W swoim ostatnim raporcie Rzecznik Finansowy przyjrzał się problematyce ustalanych przez zakłady ubezpieczeń odszkodowań. Okazuje się, że ubezpieczyciele niejednokrotnie kwestionują wartość przedstawionych przez poszkodowanych prywatnych kosztorysów naprawy. Czy to, że prezentują one inne wartości niż w kosztorysie ubezpieczyciela oznacza, że można odmówić pełnej wypłaty? Jak to się ma to cen rynkowych? Na te pytania odpowiadamy w naszym artykule.
Dowiedz się więcejKosztorys ubezpieczyciela – jedyny słuszny?
Do Rzecznika Finansowego od dłuższego czasu docierały sygnały o praktykach polegających na odmowie uznania w pełnej wysokości stawki za roboczogodzinę oraz cen części zamiennych zawartych w kosztorysie prywatnym. Jedynymi akceptowalnymi przez zakłady ubezpieczeń poziomami cen są najczęściej te prezentowane przez tak zwane sieci partnerskie, czyli współpracujące z ubezpieczycielami zakłady naprawcze. Odmowy uznania kwot wskazanych w kosztorysach prywatnych pojawiały się nawet wtedy, gdy zaprezentowane w nich ceny w istocie mieściły się w stawkach występujących na lokalnym rynku usług naprawczych. Tak naprawdę dochodziło zatem do paradoksu, iż przy wypłacie odszkodowania ważne były nie ceny rynkowe, ale ceny odgórnie narzucane przez ubezpieczycieli.

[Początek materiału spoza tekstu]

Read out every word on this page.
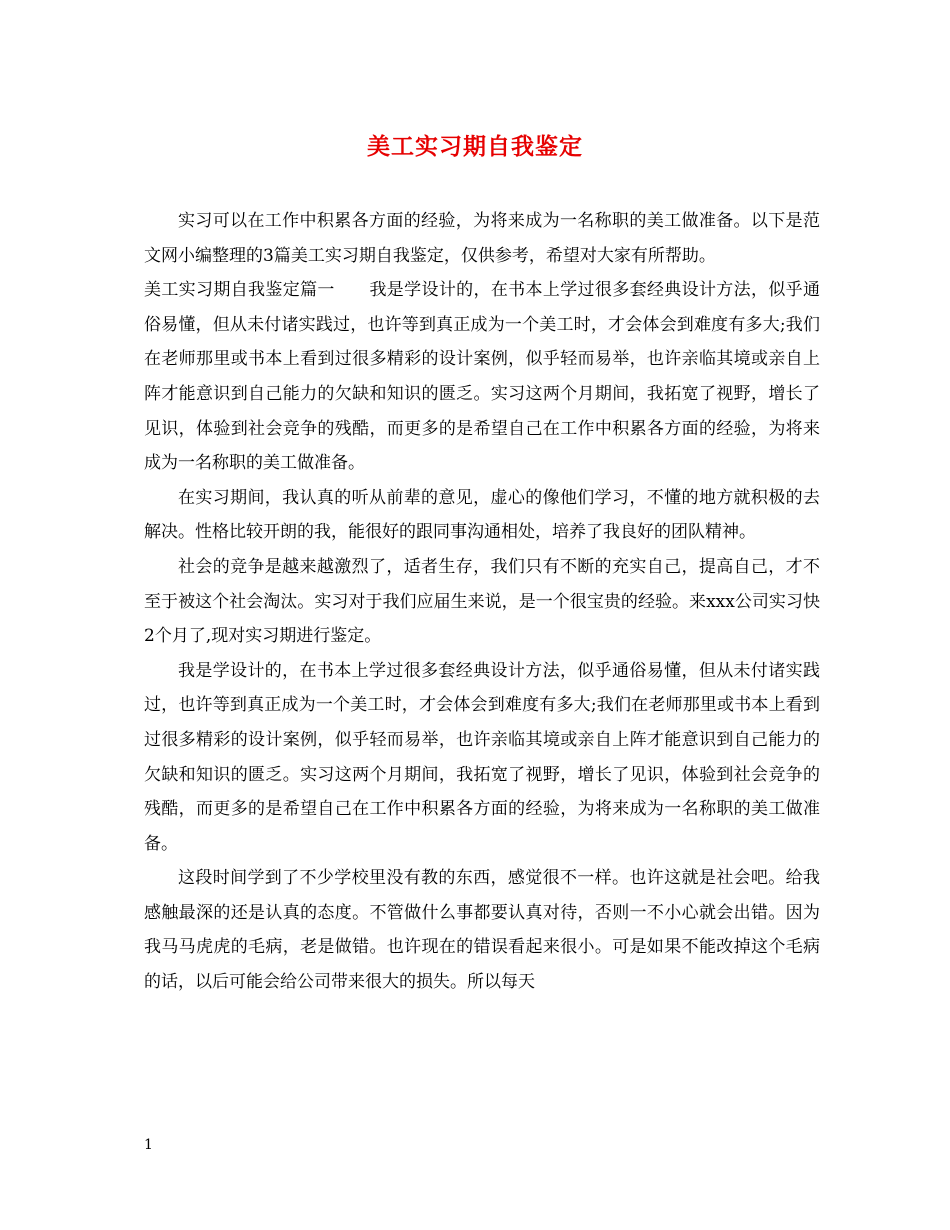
美工实习期自我鉴定

实习可以在工作中积累各方面的经验，为将来成为一名称职的美工做准备。以下是范文网小编整理的3篇美工实习期自我鉴定，仅供参考，希望对大家有所帮助。

美工实习期自我鉴定篇一　　我是学设计的，在书本上学过很多套经典设计方法，似乎通俗易懂，但从未付诸实践过，也许等到真正成为一个美工时，才会体会到难度有多大;我们在老师那里或书本上看到过很多精彩的设计案例，似乎轻而易举，也许亲临其境或亲自上阵才能意识到自己能力的欠缺和知识的匮乏。实习这两个月期间，我拓宽了视野，增长了见识，体验到社会竞争的残酷，而更多的是希望自己在工作中积累各方面的经验，为将来成为一名称职的美工做准备。

在实习期间，我认真的听从前辈的意见，虚心的像他们学习，不懂的地方就积极的去解决。性格比较开朗的我，能很好的跟同事沟通相处，培养了我良好的团队精神。

社会的竞争是越来越激烈了，适者生存，我们只有不断的充实自己，提高自己，才不至于被这个社会淘汰。实习对于我们应届生来说，是一个很宝贵的经验。来xxx公司实习快2个月了,现对实习期进行鉴定。

我是学设计的，在书本上学过很多套经典设计方法，似乎通俗易懂，但从未付诸实践过，也许等到真正成为一个美工时，才会体会到难度有多大;我们在老师那里或书本上看到过很多精彩的设计案例，似乎轻而易举，也许亲临其境或亲自上阵才能意识到自己能力的欠缺和知识的匮乏。实习这两个月期间，我拓宽了视野，增长了见识，体验到社会竞争的残酷，而更多的是希望自己在工作中积累各方面的经验，为将来成为一名称职的美工做准备。

这段时间学到了不少学校里没有教的东西，感觉很不一样。也许这就是社会吧。给我感触最深的还是认真的态度。不管做什么事都要认真对待，否则一不小心就会出错。因为我马马虎虎的毛病，老是做错。也许现在的错误看起来很小。可是如果不能改掉这个毛病的话，以后可能会给公司带来很大的损失。所以每天

1
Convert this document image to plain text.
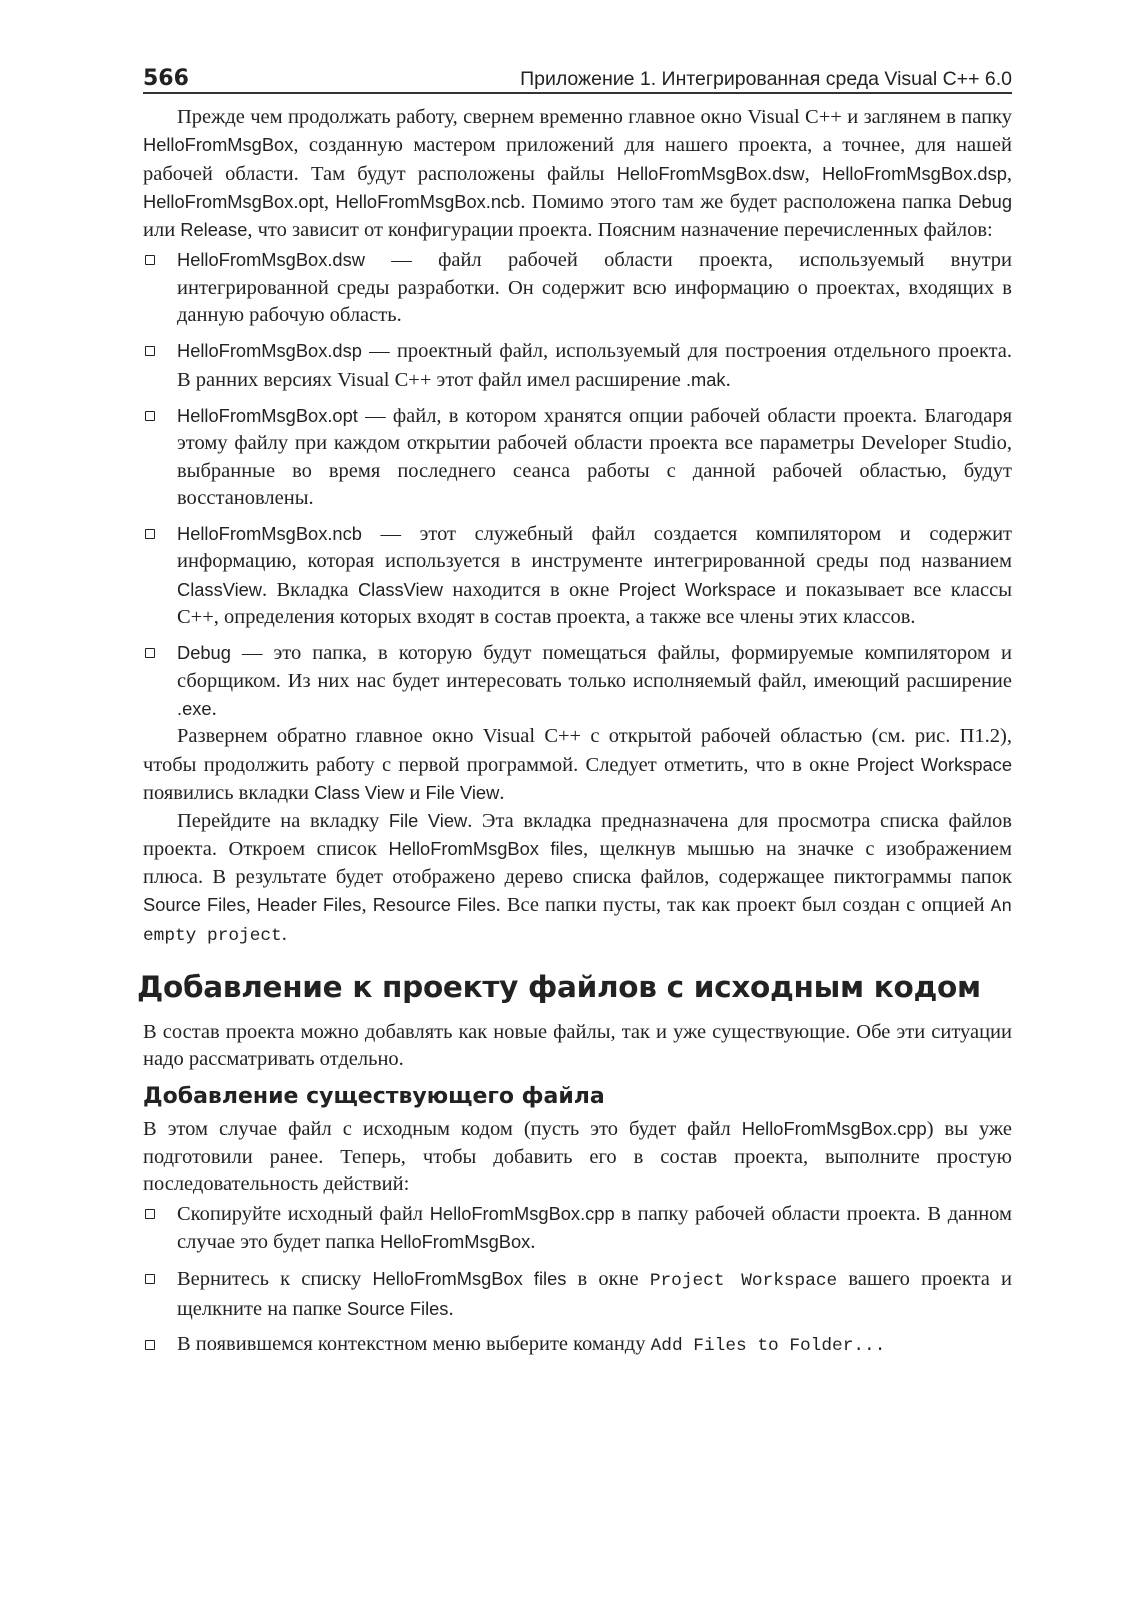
566	Приложение 1. Интегрированная среда Visual C++ 6.0

Прежде чем продолжать работу, свернем временно главное окно Visual C++ и заглянем в папку HelloFromMsgBox, созданную мастером приложений для нашего проекта, а точнее, для нашей рабочей области. Там будут расположены файлы HelloFromMsgBox.dsw, HelloFromMsgBox.dsp, HelloFromMsgBox.opt, HelloFromMsgBox.ncb. Помимо этого там же будет расположена папка Debug или Release, что зависит от конфигурации проекта. Поясним назначение перечисленных файлов:

HelloFromMsgBox.dsw — файл рабочей области проекта, используемый внутри интегрированной среды разработки. Он содержит всю информацию о проектах, входящих в данную рабочую область.
HelloFromMsgBox.dsp — проектный файл, используемый для построения отдельного проекта. В ранних версиях Visual C++ этот файл имел расширение .mak.
HelloFromMsgBox.opt — файл, в котором хранятся опции рабочей области проекта. Благодаря этому файлу при каждом открытии рабочей области проекта все параметры Developer Studio, выбранные во время последнего сеанса работы с данной рабочей областью, будут восстановлены.
HelloFromMsgBox.ncb — этот служебный файл создается компилятором и содержит информацию, которая используется в инструменте интегрированной среды под названием ClassView. Вкладка ClassView находится в окне Project Workspace и показывает все классы C++, определения которых входят в состав проекта, а также все члены этих классов.
Debug — это папка, в которую будут помещаться файлы, формируемые компилятором и сборщиком. Из них нас будет интересовать только исполняемый файл, имеющий расширение .exe.

Развернем обратно главное окно Visual C++ с открытой рабочей областью (см. рис. П1.2), чтобы продолжить работу с первой программой. Следует отметить, что в окне Project Workspace появились вкладки Class View и File View.

Перейдите на вкладку File View. Эта вкладка предназначена для просмотра списка файлов проекта. Откроем список HelloFromMsgBox files, щелкнув мышью на значке с изображением плюса. В результате будет отображено дерево списка файлов, содержащее пиктограммы папок Source Files, Header Files, Resource Files. Все папки пусты, так как проект был создан с опцией An empty project.

Добавление к проекту файлов с исходным кодом

В состав проекта можно добавлять как новые файлы, так и уже существующие. Обе эти ситуации надо рассматривать отдельно.

Добавление существующего файла

В этом случае файл с исходным кодом (пусть это будет файл HelloFromMsgBox.cpp) вы уже подготовили ранее. Теперь, чтобы добавить его в состав проекта, выполните простую последовательность действий:

Скопируйте исходный файл HelloFromMsgBox.cpp в папку рабочей области проекта. В данном случае это будет папка HelloFromMsgBox.
Вернитесь к списку HelloFromMsgBox files в окне Project Workspace вашего проекта и щелкните на папке Source Files.
В появившемся контекстном меню выберите команду Add Files to Folder...
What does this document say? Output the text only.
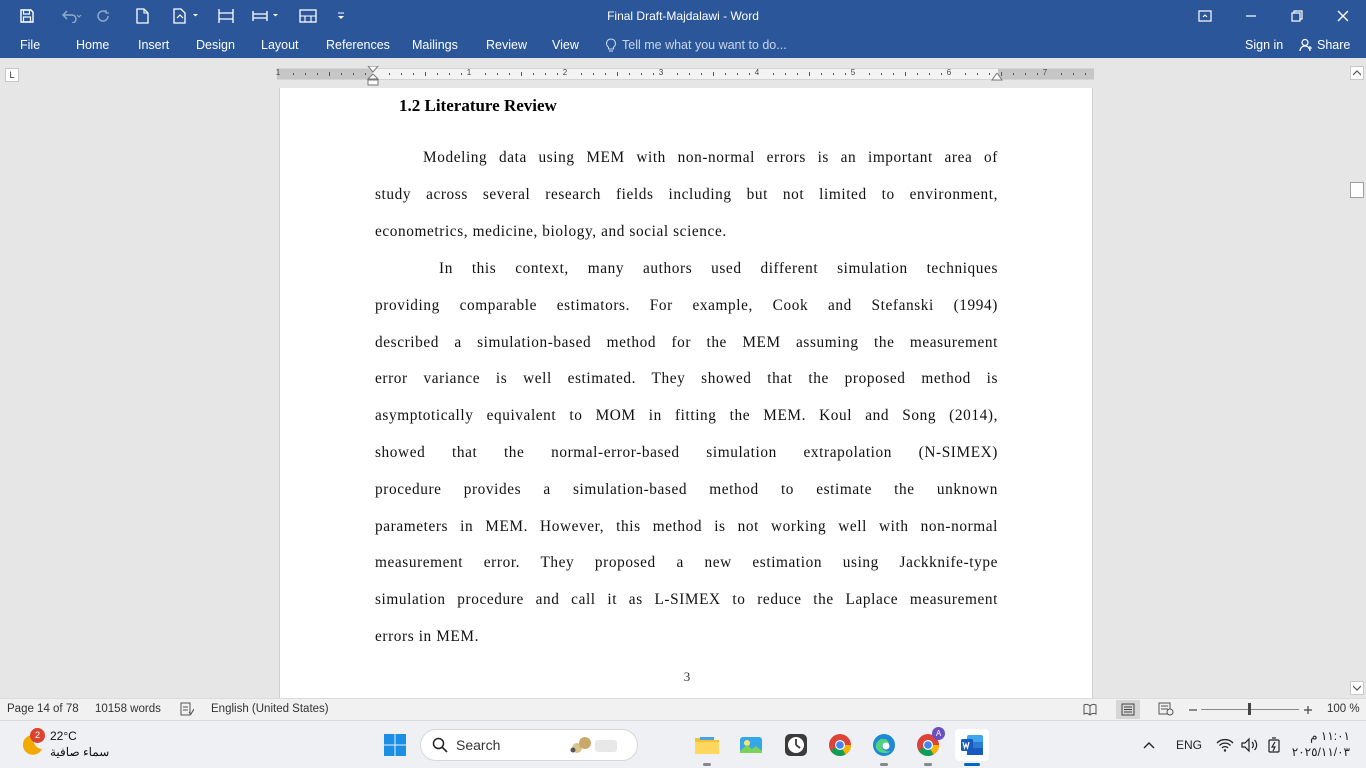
Final Draft-Majdalawi - Word
File	Home Insert Design Layout References Mailings Review View	Tell me what you want to do...	Sign in	Share
L	1	1	2	3	4	5	6	7
1.2 Literature Review
Modeling data using MEM with non-normal errors is an important area of
study across several research fields including but not limited to environment,
econometrics, medicine, biology, and social science.
In this context, many authors used different simulation techniques
providing comparable estimators. For example, Cook and Stefanski (1994)
described a simulation-based method for the MEM assuming the measurement
error variance is well estimated. They showed that the proposed method is
asymptotically equivalent to MOM in fitting the MEM. Koul and Song (2014),
showed that the normal-error-based simulation extrapolation (N-SIMEX)
procedure provides a simulation-based method to estimate the unknown
parameters in MEM. However, this method is not working well with non-normal
measurement error. They proposed a new estimation using Jackknife-type
simulation procedure and call it as L-SIMEX to reduce the Laplace measurement
errors in MEM.
3
Page 14 of 78 10158 words	English (United States)	100 %
2 22°C
سماء صافية	Search
A
ENG
١١:٠١ م
٢٠٢٥/١١/٠٣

Jak ustalić cenę naprawy pojazdu?
Oczywiście konsekwencją przyjętego przez zakłady ubezpieczeń stanowiska jest to, że niejako zmuszają poszkodowanych do skorzystania z ofert warsztatów współpracujących z ubezpieczycielami. Nic dziwnego zatem, że tą problematyką zajął się Rzecznik Finansowy. Stanął przy tym rzecz jasna po stronie poszkodowanych. W wydanym raporcie podkreślił, że poszkodowany ma prawo wyboru warsztatu naprawczego, a zarazem ma prawo żądania „odpowiedniej sumy pieniężnej”, jak to wynika z art. 363 § 1 Kodeksu cywilnego. Odpowiednia suma pieniężna nie jest przy tym równoznaczna z najmniej kosztownym wariantem naprawy pojazdu. Poszkodowany nie ma obowiązku szukania najtańszego warsztatu samochodowego do naprawy pojazdu.
Poszkodowany ma prawo wyboru
Oczywiście w tym zakresie zakład ubezpieczeń ma prawo negocjacji. Może rzecz jasna przedstawiać poszkodowanemu różne warianty likwidacji szkody, w tym te, które jego zdaniem są najbardziej efektywne czy nawet najtańsze. To do poszkodowanego należy jednak ostateczna decyzja. Ma on nawet prawo wyboru swojego ulubionego warsztatu samochodowego, powołując się na całkiem racjonalne argumenty, iż oferuje on wysoką jakość, solidność, rzetelność wykonywanej usługi, a poszkodowany wie to, bo w przeszłości korzystał z usług właśnie tych specjalistów. Był przy tym w pełni zadowolony z ich pracy.